The thing is writing is so lonely, you know? My art friends can all get together and do art-friend things and talk about art contests and art galleries and art things. My sports friends can do sportsy things and scrimmage and stuff, my music friends can all do music things and start bands and make some cool music, my theater friends and I can all do theater-ey things like plays and festivals, and this is all awesome and I like when people can come together and make things and support the things of their friends and other people. But for me, writing has always been solitary. This is half a good thing, and my friends might say "that idea is so fun omg so fun wow so great" but the trouble is they're my friends, they're not writers, and they love everything I do because, well, they're my friends. I love them, and, you know, pat on the back for them, but in the classic words of U2, I still haven't found what I'm looking for.
And I'm an English major, so I should have English-ey friends that are like "Oh yeah, that T.S. Eliot man, he's a great guy," and stuff but most of them are like "Well, I'm pretty sure that the plums are symbolic for Jesus and we should sympathize with him because the wheelbarrow is red and red is anger and there are chickens and chickens represent Jesus." Or something.
And then I read about the modernists, and truth is, I'm a sucker for modernists, and they all moved to Paris and became BFFs with Ezra Pound and they just talked about Gatsby and punctuation and the old man and the sea, and even Picasso hung around for a bit, and it's just cool that these writers could sit around a talk like the artists they were and they could support each other and give feedback and help one another get published. [Seriously, Ezra Pound got EVERYONE published. I mean, this guy...]
Thing is, I like it here at YWS, but I often feel I'm on the older side of the site's population, and I just have weird syntax, which I think freaks people out...

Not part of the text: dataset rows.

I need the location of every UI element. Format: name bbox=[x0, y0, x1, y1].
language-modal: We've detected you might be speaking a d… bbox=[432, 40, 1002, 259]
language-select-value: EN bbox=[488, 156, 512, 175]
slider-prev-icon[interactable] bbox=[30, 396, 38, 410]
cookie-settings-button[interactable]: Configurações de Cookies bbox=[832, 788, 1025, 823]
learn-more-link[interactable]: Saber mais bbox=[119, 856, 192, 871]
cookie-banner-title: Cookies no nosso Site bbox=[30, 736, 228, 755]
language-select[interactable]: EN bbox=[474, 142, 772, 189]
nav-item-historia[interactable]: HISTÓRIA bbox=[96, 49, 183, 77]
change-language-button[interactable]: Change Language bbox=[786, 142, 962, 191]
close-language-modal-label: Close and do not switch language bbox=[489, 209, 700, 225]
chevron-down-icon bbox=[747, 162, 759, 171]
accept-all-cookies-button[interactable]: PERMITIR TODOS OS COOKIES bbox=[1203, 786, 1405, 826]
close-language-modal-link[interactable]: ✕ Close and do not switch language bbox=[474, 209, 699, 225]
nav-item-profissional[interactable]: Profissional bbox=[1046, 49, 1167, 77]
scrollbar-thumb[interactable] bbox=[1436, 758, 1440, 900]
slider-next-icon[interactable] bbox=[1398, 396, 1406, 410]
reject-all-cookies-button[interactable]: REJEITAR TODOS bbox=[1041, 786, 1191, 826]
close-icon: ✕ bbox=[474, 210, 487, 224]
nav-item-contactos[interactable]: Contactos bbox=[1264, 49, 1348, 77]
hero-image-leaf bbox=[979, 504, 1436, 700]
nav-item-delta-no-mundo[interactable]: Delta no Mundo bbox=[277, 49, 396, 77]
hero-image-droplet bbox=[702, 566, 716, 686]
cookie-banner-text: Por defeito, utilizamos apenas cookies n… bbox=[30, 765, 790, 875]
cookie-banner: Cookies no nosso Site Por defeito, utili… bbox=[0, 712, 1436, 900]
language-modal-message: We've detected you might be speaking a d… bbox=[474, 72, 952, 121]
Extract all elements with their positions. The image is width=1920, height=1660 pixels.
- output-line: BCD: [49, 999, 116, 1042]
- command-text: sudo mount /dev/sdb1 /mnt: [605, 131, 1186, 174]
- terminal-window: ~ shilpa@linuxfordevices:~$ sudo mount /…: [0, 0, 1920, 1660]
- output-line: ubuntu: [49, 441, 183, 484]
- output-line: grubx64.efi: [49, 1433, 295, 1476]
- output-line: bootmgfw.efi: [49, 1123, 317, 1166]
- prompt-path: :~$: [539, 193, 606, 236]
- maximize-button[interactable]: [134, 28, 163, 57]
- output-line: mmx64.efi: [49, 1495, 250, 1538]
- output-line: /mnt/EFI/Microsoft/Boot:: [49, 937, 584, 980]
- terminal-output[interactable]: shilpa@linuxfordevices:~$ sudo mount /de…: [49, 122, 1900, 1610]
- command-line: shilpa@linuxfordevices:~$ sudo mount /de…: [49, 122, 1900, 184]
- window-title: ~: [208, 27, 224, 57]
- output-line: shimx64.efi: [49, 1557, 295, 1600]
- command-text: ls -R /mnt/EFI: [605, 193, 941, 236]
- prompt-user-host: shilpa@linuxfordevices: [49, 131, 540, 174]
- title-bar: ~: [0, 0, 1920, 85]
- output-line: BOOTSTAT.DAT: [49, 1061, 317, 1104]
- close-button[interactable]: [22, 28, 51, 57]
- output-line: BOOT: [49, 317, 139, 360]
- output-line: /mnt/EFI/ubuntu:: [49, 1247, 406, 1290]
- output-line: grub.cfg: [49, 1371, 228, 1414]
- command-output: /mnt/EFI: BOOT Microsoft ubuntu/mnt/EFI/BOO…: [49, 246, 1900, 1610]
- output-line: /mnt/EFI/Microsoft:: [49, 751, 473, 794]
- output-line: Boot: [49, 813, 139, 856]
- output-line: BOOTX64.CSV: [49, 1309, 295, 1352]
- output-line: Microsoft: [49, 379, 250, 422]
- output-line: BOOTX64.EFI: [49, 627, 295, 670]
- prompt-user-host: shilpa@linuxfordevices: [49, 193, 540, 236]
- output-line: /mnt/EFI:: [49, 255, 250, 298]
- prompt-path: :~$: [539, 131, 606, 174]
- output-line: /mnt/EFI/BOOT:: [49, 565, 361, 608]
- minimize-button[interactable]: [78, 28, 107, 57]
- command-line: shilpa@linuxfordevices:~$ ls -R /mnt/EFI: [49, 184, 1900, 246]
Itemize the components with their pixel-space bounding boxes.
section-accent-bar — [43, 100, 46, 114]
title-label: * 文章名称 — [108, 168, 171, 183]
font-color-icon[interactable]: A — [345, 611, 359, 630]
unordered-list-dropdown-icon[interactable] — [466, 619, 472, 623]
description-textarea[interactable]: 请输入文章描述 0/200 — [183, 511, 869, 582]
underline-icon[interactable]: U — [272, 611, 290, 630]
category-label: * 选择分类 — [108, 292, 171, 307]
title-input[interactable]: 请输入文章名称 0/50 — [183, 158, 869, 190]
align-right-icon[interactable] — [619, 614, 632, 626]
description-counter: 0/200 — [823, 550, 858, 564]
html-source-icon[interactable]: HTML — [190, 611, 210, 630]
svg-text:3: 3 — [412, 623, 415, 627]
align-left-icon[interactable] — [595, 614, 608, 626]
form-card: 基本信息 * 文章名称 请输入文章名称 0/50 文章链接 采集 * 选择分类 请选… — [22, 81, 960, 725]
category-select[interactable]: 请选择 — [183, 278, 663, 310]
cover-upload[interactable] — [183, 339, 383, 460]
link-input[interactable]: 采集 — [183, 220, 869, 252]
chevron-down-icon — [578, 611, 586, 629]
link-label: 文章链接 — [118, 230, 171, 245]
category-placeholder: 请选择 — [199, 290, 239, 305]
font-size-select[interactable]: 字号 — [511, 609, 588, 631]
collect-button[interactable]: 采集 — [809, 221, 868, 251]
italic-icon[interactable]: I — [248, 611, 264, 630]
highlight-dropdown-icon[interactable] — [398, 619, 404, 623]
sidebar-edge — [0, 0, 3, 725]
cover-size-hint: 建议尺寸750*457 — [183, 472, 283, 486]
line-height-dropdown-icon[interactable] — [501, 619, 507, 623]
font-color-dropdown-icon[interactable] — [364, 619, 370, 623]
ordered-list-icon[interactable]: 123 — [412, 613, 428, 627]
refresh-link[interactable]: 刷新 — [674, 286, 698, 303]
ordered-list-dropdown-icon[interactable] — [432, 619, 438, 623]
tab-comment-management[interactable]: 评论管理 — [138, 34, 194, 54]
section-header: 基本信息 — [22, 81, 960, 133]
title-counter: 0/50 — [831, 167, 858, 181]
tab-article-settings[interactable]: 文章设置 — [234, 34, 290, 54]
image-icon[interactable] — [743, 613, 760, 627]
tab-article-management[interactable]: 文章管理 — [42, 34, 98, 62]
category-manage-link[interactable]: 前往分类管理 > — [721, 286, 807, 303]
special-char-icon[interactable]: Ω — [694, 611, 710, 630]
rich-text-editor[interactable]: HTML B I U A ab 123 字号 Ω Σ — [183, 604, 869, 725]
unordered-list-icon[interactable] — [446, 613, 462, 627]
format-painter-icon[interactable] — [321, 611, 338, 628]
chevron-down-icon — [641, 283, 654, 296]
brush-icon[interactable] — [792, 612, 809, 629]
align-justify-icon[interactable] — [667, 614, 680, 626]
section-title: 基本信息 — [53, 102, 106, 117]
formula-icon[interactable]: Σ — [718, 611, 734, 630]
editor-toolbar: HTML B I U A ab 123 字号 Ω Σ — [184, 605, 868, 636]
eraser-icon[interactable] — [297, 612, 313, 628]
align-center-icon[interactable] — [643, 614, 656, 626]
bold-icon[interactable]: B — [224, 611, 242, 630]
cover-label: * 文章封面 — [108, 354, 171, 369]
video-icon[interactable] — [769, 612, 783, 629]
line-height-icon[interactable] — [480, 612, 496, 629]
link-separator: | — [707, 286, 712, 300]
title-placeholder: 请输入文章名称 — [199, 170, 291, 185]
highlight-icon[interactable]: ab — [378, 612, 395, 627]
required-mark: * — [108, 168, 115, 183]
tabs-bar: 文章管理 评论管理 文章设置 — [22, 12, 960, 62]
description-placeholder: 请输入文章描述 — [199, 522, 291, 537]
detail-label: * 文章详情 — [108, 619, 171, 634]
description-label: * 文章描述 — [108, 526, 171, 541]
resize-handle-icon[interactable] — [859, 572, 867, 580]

TL;DRI guess what I mean is I'm not sure how I'm supposed to find my contemporaries, you know? Writing can be hard on your own, we know this, that's why we're here, but I'm not really looking for someone to critique my grammar or structure but to listen and to discuss ideas, not just my own, but theirs. I think seeing other people succeed with their art is the best inspiration, but I've just never had "writer friends."